したがって、被控訴人が○○から収得する収入は被控訴人自身の労働に対する対価であり、被控訴人の特有財産である。そして右収入を以て充てられた被控訴人名義の社内預金も被控訴人の特有財産であり、被控訴人が自己の信用に基き自己の名において○○及びAから借受けて調達した資金も亦被控訴人の特有財産というべく、また被控訴人名義の○○の株式も、その売却換価代金も、共に被控訴人の特有財産にほかならないものである。更に右特有財産で買受けて被控訴人名義とされている本件土地家屋も被控訴人の特有財産であって、控訴人が右不動産につき持分を有しているものとは認められない。
尚日魯漁業の株式名義人が果して何人とせられていたものであるかを認定すべき確証はないが、上記認定の各種財産の帰属状態に鑑み、右株式も被控訴人の特有財産であったものと推認することができるし、本件土地家屋の買受けのために調達用意した資金の全額、もしくは右代金等として現に支出した金額に比較して、日魯漁業の株式売却代金額は、可成り僅少な金額に過ぎない事実に徴し、右株式名義人の如何は上記認定を左右する程の影響を及ぼすものとは認め難いところである。

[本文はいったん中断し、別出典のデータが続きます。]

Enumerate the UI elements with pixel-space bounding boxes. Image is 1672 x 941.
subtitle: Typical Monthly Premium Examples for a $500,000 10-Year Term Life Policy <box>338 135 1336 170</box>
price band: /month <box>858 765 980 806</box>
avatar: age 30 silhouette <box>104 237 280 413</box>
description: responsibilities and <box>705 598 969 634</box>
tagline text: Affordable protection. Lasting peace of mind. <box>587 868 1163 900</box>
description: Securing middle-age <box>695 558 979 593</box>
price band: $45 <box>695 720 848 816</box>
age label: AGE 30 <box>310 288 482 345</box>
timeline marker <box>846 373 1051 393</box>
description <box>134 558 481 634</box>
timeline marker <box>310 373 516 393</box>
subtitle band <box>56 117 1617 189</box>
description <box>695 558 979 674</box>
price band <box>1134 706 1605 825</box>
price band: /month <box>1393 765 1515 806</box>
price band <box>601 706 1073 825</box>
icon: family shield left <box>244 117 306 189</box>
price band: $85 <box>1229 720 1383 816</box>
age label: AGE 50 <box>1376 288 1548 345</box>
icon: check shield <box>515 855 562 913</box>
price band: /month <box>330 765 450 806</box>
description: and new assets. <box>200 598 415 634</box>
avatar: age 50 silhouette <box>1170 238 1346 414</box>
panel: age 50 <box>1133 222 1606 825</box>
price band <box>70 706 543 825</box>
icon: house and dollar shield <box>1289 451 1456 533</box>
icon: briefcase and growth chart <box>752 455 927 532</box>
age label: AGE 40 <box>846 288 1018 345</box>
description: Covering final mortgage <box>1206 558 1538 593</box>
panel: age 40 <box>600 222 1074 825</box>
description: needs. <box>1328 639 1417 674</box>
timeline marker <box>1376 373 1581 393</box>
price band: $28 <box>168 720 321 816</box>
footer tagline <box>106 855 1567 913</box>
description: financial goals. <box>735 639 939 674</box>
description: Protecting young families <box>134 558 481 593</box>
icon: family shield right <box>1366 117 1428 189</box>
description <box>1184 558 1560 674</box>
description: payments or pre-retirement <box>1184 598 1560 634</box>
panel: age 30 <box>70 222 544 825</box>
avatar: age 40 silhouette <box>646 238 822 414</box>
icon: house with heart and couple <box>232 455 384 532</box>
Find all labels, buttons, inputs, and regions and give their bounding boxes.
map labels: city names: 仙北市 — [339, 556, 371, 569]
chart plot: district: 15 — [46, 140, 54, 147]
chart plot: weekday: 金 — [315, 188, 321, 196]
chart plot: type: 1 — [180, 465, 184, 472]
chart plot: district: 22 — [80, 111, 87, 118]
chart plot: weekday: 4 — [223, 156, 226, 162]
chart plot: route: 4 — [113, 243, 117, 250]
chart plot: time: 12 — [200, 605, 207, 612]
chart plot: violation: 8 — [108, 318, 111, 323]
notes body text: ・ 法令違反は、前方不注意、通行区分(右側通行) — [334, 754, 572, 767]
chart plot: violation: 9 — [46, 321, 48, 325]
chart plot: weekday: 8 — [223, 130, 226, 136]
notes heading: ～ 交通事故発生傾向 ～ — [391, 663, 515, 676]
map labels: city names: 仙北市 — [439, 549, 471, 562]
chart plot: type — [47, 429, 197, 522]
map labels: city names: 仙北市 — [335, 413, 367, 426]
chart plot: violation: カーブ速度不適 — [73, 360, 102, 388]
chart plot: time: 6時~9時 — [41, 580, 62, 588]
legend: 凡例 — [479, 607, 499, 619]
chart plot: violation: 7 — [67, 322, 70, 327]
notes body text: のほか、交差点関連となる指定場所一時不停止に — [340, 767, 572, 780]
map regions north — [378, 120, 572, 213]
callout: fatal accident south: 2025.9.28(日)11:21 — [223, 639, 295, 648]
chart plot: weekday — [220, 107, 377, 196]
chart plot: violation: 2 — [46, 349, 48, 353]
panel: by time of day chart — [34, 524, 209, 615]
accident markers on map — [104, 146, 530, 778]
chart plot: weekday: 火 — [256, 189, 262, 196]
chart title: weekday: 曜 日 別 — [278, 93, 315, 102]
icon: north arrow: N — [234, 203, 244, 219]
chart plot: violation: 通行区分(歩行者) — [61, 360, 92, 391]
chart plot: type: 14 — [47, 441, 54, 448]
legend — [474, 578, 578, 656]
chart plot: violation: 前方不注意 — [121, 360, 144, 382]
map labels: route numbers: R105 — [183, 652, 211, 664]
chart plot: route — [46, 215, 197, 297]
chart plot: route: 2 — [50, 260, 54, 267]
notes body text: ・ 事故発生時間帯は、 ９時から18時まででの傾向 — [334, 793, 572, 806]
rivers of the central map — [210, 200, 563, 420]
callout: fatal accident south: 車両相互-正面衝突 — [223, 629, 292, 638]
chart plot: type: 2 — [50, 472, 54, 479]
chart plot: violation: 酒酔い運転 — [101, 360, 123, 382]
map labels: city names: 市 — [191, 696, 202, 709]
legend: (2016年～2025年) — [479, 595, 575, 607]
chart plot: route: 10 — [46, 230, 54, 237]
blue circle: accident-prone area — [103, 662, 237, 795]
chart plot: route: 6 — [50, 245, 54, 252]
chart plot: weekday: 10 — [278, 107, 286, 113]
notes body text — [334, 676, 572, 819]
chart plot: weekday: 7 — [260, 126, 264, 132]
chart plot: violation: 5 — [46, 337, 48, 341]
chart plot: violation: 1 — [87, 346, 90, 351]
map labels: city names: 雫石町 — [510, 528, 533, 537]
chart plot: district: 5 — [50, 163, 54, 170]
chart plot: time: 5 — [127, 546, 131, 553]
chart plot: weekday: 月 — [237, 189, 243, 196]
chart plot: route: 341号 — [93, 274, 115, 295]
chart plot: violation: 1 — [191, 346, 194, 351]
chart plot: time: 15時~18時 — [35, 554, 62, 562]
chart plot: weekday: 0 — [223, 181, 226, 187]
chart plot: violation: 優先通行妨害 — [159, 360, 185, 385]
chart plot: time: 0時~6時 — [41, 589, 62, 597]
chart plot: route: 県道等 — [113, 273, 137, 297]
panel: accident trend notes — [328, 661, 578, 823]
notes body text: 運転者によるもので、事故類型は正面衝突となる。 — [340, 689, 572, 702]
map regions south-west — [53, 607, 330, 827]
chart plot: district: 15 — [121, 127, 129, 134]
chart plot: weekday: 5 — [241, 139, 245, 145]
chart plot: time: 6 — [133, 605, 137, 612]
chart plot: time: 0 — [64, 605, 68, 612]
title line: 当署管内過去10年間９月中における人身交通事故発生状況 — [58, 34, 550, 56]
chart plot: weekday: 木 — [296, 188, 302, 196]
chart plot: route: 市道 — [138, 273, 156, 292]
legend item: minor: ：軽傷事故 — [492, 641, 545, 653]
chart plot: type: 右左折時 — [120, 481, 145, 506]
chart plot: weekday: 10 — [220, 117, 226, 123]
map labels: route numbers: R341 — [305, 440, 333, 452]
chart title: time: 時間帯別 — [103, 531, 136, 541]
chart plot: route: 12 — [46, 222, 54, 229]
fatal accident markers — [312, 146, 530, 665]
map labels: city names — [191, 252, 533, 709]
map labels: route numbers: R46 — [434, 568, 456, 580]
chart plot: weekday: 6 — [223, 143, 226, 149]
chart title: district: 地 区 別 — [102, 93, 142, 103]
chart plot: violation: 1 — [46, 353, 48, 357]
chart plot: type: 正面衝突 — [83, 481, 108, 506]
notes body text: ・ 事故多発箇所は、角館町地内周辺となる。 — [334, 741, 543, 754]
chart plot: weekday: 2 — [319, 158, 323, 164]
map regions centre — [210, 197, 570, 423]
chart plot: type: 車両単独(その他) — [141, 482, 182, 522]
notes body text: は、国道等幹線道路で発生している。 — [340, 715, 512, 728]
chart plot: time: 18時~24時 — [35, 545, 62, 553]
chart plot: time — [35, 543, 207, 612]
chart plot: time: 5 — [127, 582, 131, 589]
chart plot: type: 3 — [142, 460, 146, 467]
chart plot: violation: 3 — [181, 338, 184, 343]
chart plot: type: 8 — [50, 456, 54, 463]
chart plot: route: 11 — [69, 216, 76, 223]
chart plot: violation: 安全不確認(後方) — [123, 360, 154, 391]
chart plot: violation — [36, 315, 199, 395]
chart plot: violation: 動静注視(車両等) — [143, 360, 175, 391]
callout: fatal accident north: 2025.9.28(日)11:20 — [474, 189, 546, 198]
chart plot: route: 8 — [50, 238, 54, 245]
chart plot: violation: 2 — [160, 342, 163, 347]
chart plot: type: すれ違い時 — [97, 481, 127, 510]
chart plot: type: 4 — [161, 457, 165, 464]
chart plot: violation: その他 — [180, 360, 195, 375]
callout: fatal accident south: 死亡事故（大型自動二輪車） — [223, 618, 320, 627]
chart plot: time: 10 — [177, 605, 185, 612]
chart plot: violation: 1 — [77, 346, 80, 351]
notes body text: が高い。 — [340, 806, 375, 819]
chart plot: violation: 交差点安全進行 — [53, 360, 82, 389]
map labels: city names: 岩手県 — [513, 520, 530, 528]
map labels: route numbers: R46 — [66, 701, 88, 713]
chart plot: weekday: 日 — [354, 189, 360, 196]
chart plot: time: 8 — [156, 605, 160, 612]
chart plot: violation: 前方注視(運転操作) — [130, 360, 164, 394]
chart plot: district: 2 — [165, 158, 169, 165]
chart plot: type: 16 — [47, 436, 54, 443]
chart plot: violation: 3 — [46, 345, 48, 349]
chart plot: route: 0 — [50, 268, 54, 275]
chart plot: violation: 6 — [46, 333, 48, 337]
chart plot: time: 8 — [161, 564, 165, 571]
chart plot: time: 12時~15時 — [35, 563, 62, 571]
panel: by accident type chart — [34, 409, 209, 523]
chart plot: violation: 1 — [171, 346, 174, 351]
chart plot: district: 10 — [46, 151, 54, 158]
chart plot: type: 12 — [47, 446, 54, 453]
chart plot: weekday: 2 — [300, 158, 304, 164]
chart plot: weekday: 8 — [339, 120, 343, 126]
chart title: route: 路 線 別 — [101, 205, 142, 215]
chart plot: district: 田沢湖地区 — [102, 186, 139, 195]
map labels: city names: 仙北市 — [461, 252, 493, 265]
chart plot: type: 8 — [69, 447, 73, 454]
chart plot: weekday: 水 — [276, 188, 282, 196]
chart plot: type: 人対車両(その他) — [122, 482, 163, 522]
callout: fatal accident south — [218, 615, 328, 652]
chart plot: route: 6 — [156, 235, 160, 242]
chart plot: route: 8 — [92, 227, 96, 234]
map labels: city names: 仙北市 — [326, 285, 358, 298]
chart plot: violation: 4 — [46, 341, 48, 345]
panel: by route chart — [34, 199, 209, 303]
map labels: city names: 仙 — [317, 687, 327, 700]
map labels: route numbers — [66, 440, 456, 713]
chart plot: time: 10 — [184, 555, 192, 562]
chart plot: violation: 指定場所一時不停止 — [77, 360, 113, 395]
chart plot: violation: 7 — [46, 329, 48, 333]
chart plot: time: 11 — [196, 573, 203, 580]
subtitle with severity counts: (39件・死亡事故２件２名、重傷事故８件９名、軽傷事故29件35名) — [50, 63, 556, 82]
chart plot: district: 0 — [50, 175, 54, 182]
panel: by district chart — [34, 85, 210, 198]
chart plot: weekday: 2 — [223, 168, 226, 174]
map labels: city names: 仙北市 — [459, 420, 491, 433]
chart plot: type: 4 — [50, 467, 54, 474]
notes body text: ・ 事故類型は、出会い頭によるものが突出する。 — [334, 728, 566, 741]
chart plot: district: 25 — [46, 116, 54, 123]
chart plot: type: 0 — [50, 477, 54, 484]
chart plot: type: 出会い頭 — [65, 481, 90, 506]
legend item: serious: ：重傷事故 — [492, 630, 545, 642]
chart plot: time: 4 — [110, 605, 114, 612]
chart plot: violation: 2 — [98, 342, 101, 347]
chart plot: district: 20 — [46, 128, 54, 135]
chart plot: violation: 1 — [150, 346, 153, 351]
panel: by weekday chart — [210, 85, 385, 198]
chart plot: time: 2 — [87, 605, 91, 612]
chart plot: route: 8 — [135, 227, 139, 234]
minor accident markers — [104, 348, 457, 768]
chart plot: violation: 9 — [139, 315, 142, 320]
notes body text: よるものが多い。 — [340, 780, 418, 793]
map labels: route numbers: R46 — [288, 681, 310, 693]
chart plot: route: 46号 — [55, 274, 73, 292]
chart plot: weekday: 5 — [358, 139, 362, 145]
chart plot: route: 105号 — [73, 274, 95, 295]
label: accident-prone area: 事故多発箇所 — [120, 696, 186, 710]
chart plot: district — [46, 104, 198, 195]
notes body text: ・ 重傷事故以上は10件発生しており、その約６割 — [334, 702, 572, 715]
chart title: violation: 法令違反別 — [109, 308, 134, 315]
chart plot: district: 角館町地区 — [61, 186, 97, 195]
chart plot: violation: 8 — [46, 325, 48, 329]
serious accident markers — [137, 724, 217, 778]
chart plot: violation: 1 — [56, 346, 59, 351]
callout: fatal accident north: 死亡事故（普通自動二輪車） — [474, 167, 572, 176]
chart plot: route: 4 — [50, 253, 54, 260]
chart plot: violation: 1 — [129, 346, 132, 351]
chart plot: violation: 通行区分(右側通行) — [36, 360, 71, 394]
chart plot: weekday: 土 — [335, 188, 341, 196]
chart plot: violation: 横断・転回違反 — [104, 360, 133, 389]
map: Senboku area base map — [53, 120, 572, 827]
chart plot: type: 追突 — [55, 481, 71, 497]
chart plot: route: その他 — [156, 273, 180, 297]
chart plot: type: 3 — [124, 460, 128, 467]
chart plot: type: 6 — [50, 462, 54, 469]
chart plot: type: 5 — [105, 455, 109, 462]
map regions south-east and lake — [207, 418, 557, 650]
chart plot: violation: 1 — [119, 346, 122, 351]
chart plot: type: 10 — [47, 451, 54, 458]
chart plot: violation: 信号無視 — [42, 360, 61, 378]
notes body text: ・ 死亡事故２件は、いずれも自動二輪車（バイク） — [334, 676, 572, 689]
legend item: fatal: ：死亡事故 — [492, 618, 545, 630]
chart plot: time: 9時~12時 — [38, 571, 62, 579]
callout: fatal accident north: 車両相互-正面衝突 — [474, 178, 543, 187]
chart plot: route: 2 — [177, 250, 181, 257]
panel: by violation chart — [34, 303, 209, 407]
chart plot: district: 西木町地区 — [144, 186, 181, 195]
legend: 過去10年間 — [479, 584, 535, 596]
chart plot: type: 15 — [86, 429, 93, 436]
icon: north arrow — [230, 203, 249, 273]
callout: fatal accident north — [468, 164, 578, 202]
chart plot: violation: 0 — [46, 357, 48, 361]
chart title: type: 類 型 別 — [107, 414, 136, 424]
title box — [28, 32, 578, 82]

四、以上に認定説示するところによれば、控訴人が本件土地家屋につき各二分の一の共有持分権を有することに基き、被控訴人に対し、右土地及び家屋に対する控訴人の右持分権の確認、並にその各移転登記手続をなすべきことを求める請求は理由がなく、失当として棄却すべきものであって、右と同旨の原判決は正当で、本件控訴は理由がないからこれを棄却することとし、訴訟費用の負担につき民事訴訟法第八九条を適用し主文のとおり判決する。